I have an upstairs neighbor who apparently thinks that no noise at all should be made by us. Nicole and I make it a point to try and be good neighbors..we don't like it when people are overly loud, so we try purposefully not to be loud ourselves. Last night my upstairs neighbor, after repeatedly banging on the floor (which is our ceiling) accused me of having the TV on too loud.

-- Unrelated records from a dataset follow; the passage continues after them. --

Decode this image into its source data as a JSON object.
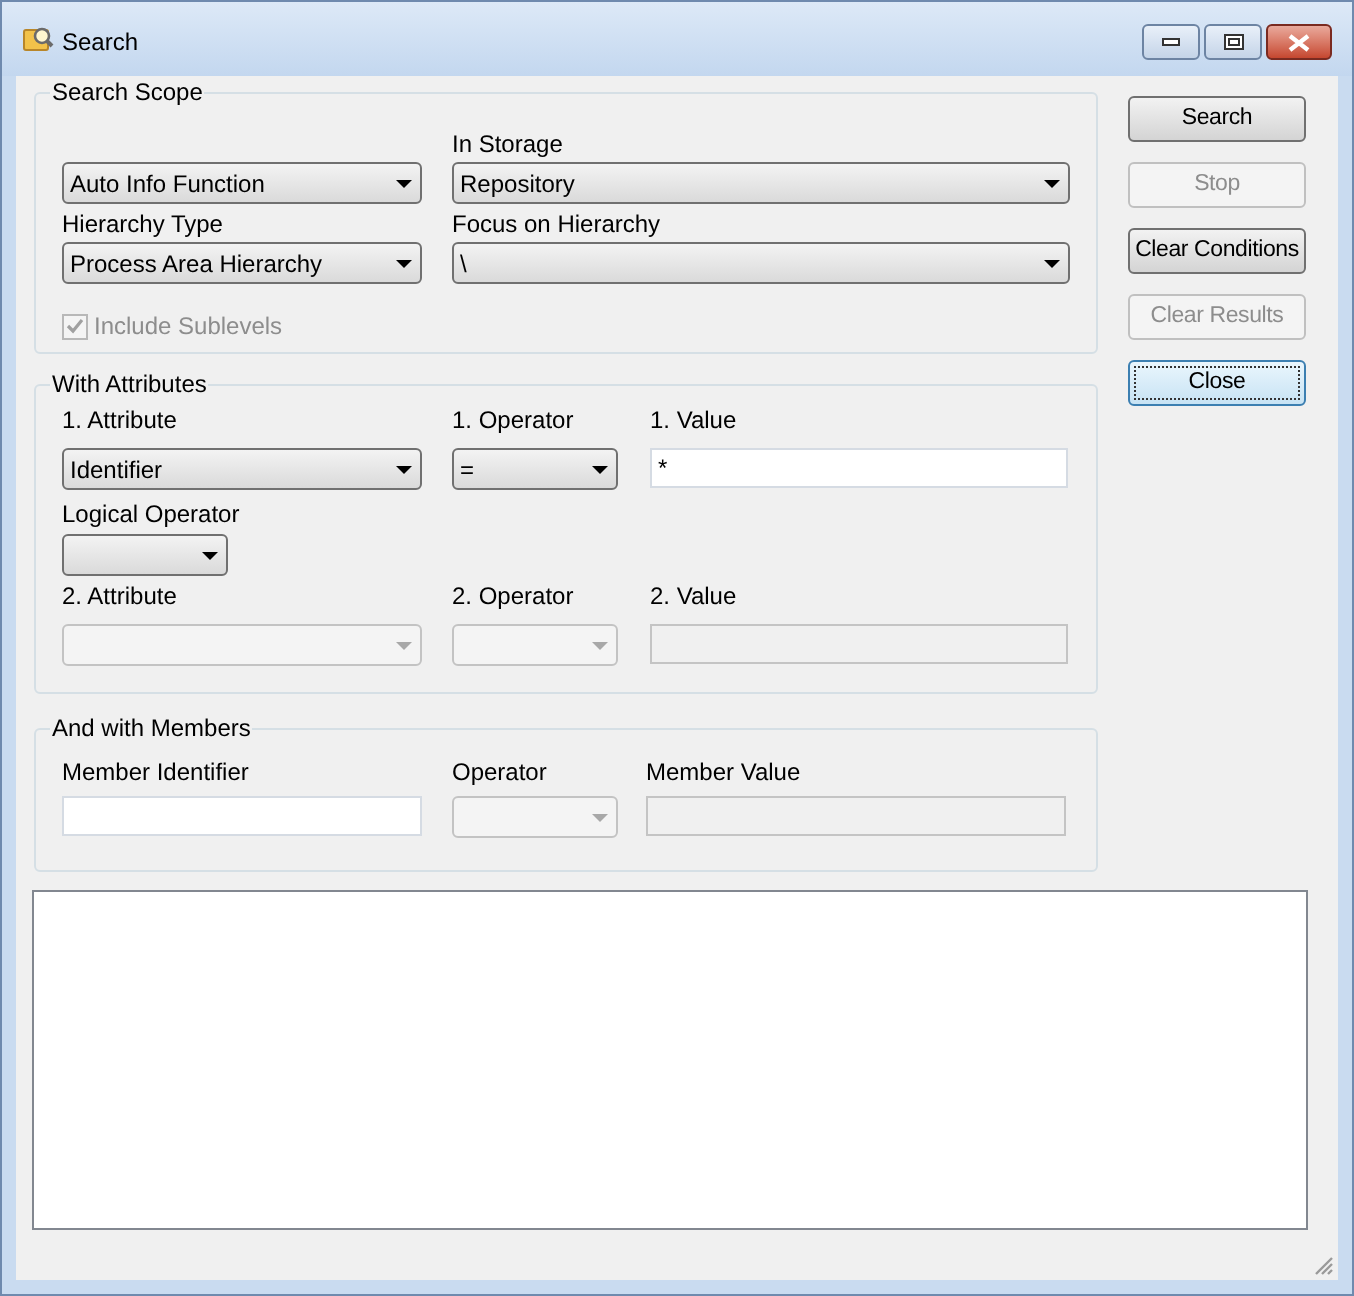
{
  "window": {
    "title": "Search"
  },
  "search_scope": {
    "title": "Search Scope",
    "object_type": {
      "value": "Auto Info Function",
      "disabled": false
    },
    "in_storage": {
      "label": "In Storage",
      "value": "Repository",
      "disabled": false
    },
    "hierarchy_type": {
      "label": "Hierarchy Type",
      "value": "Process Area Hierarchy",
      "disabled": false
    },
    "focus_on_hierarchy": {
      "label": "Focus on Hierarchy",
      "value": "\\",
      "disabled": false
    },
    "include_sublevels": {
      "label": "Include Sublevels",
      "checked": true,
      "disabled": true
    }
  },
  "with_attributes": {
    "title": "With Attributes",
    "rows": [
      {
        "attribute": {
          "label": "1. Attribute",
          "value": "Identifier",
          "disabled": false
        },
        "operator": {
          "label": "1. Operator",
          "value": "=",
          "disabled": false
        },
        "value": {
          "label": "1. Value",
          "value": "*",
          "disabled": false
        }
      },
      {
        "attribute": {
          "label": "2. Attribute",
          "disabled": true
        },
        "operator": {
          "label": "2. Operator",
          "disabled": true
        },
        "value": {
          "label": "2. Value",
          "disabled": true
        }
      }
    ],
    "logical_operator": {
      "label": "Logical Operator",
      "disabled": false
    }
  },
  "and_with_members": {
    "title": "And with Members",
    "member_identifier": {
      "label": "Member Identifier",
      "disabled": false
    },
    "operator": {
      "label": "Operator",
      "disabled": true
    },
    "member_value": {
      "label": "Member Value",
      "disabled": true
    }
  },
  "buttons": [
    {
      "label": "Search",
      "disabled": false,
      "focused": false
    },
    {
      "label": "Stop",
      "disabled": true,
      "focused": false
    },
    {
      "label": "Clear Conditions",
      "disabled": false,
      "focused": false
    },
    {
      "label": "Clear Results",
      "disabled": true,
      "focused": false
    },
    {
      "label": "Close",
      "disabled": false,
      "focused": true
    }
  ]
}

I might be able to accept that, except that Nicole and I gave up TV for Lent. Our television was not even on. We do have the radio on, but it is often barely audible, and it is always on talk radio, never music. If our neighbor heard anything, it was our shared voices in normal daily conversation. We can't help it that the walls of the building are so thin. Having lived in an apartment building before, I know that you will hear "noises" all the time. There is a difference between routine noises and disturbing ones. (No other neighbor has complained about being disturbed by noise coming from our apartment, and if we are as loud as our neighbor claims, our next-door neighbors would surely be bothered.) In the most hateful tone I can ever remember being spoken to in he accused us of "disturbing his serenity" and said the building was much quieter before we moved in...then he slammed the door in my face!

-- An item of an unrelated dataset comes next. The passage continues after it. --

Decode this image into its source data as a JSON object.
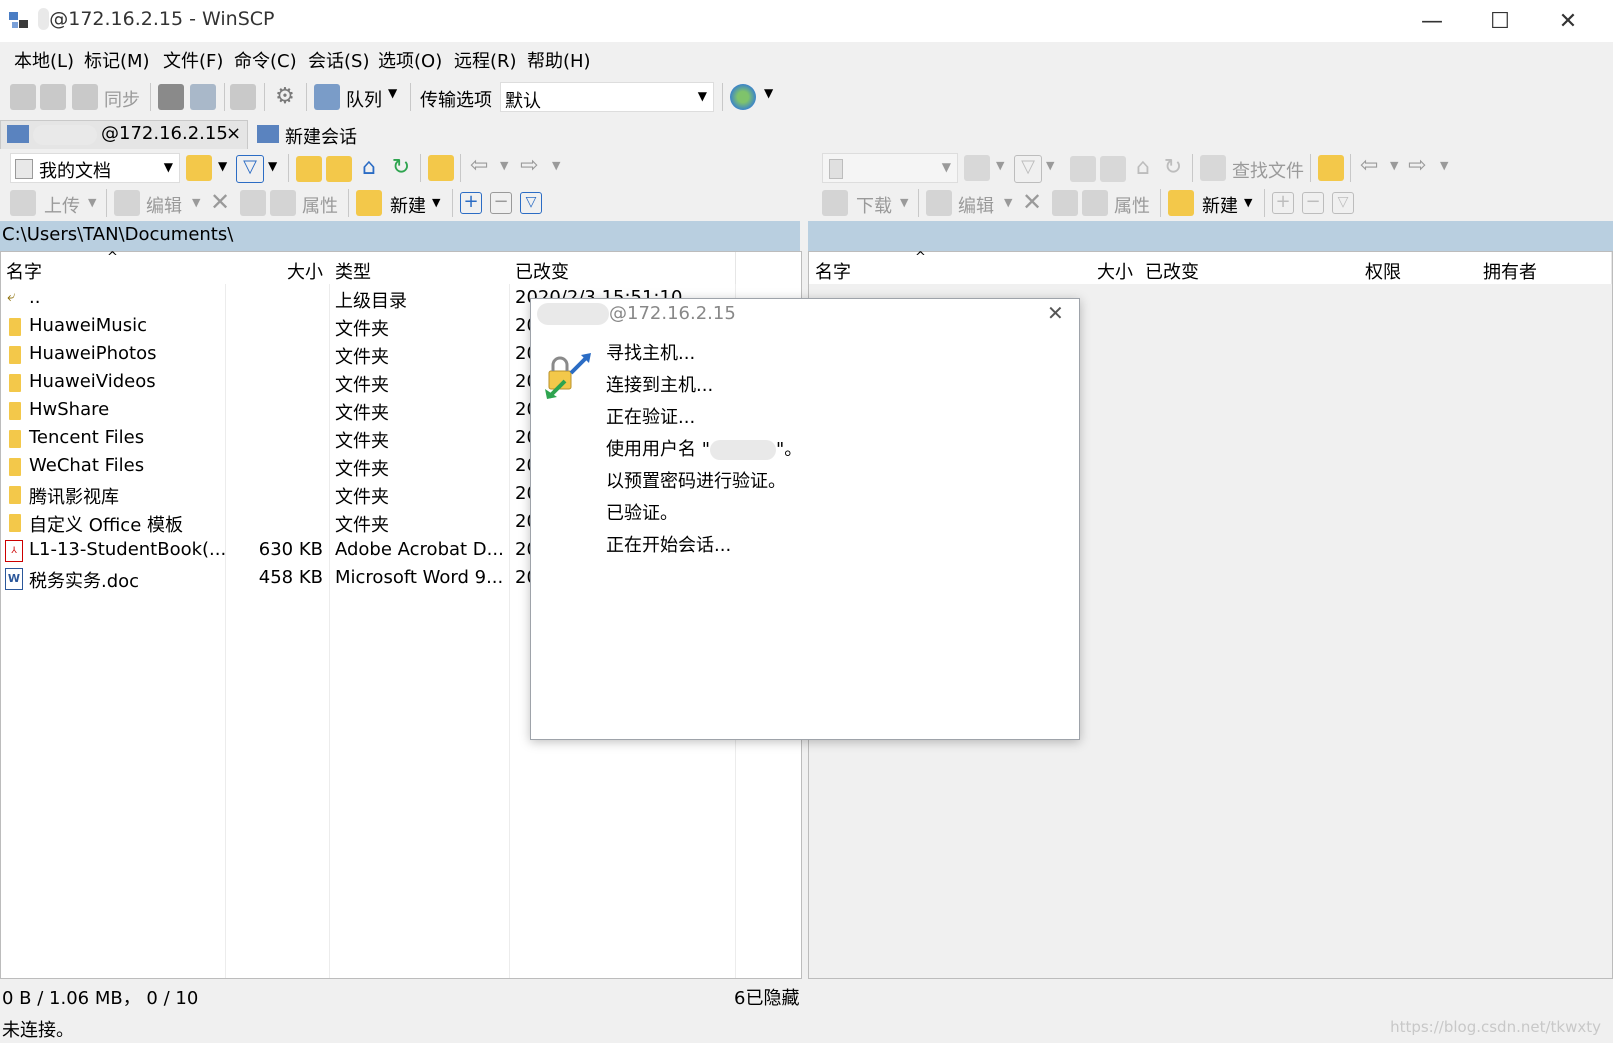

As awful an experience as this was, it is a lesson in Christian patience, forbearance, and even forgiveness. At first, it was a hard thing not to have rotten feelings toward my neighbor for treating us the way he did, and having so little understanding. As difficult as it is, though, I refuse to hold bad feelings against the man. Every time they seep in, I remind myself that maybe he also feels this way, and that bitterness repaid in kind does not reap less bitterness, but creates more. Pray for us, and for our neighbor, too...that somehow in his life he can come closer to God and learn to love his neighbors. Pray that we may continue to love this neighbor in spite of himself.

Monday, March 14, 2005

What's good for the goose is good for the gander

Liberals often talk a lot about "academic freedom" and what they deem to be "free speech." They very much value these rights which they say are sacrosanct, but in the past they have done everything they can to deny them to others (branding those who hold ideologies they find abhorrent as the perveyors of "hate speech," for example), while attempting to preserve those rights for themselves. They can talk all they want, advancing Marxism and disparaging Christianity and free societies as they go, but speech which promotes ideologies the Left doesn't like, why that is "hate speech" in the Liberal lexicon.

If I publically stated on this blog that the Anti-defamation League (ADL) was a tool of Satan, whose goals were to water-down and subvert Christianity with ideas based on modern liberal Jewish thought, and try and tell Catholics and other Christians who they should or should not hold in high esteem according to the dictates of their faith (ahem...Pius XII), why I'd be labeled by just about everyone on the Left and not a few of the pro-Israel element on the Right as an anti-Semite and a Jew-hater. (Funny how nobody labels people at the ADL and others who are Hell-bent on trying to politically correct Christians "Christ-haters" or "Christian bashers," isn't it?)

However, if you are Professor Ward Churchill at the University of Colorado, you can call victims of the terrorist attacks on the World Trade Center, whether they are Christians, Jews, Hindus, Muslims, or people of no faith at all, "little Eichmanns," likening them to the master planner of the Nazi Holocaust! The reason, says Professor Churchill, is because they were a part of the "mighty engine of profit," just like the Nazis. Such a statement is filled with hate, and is rediculous on its face, but in the world of the Left, it is protected because of "academic freedom."

Well, what is good for the goose is good for the gander, and in the case of Dr. Churchill, the University of Colorado is looking for a way around his tenure so that the Trustees might dismiss him. If a conservative can be robbed of tenure and work because they refuse to accept Marx, it is about tim a liberal is robbed of tenure for comparing conservatives to Nazis. Let the left finally have a dose of their own medicine.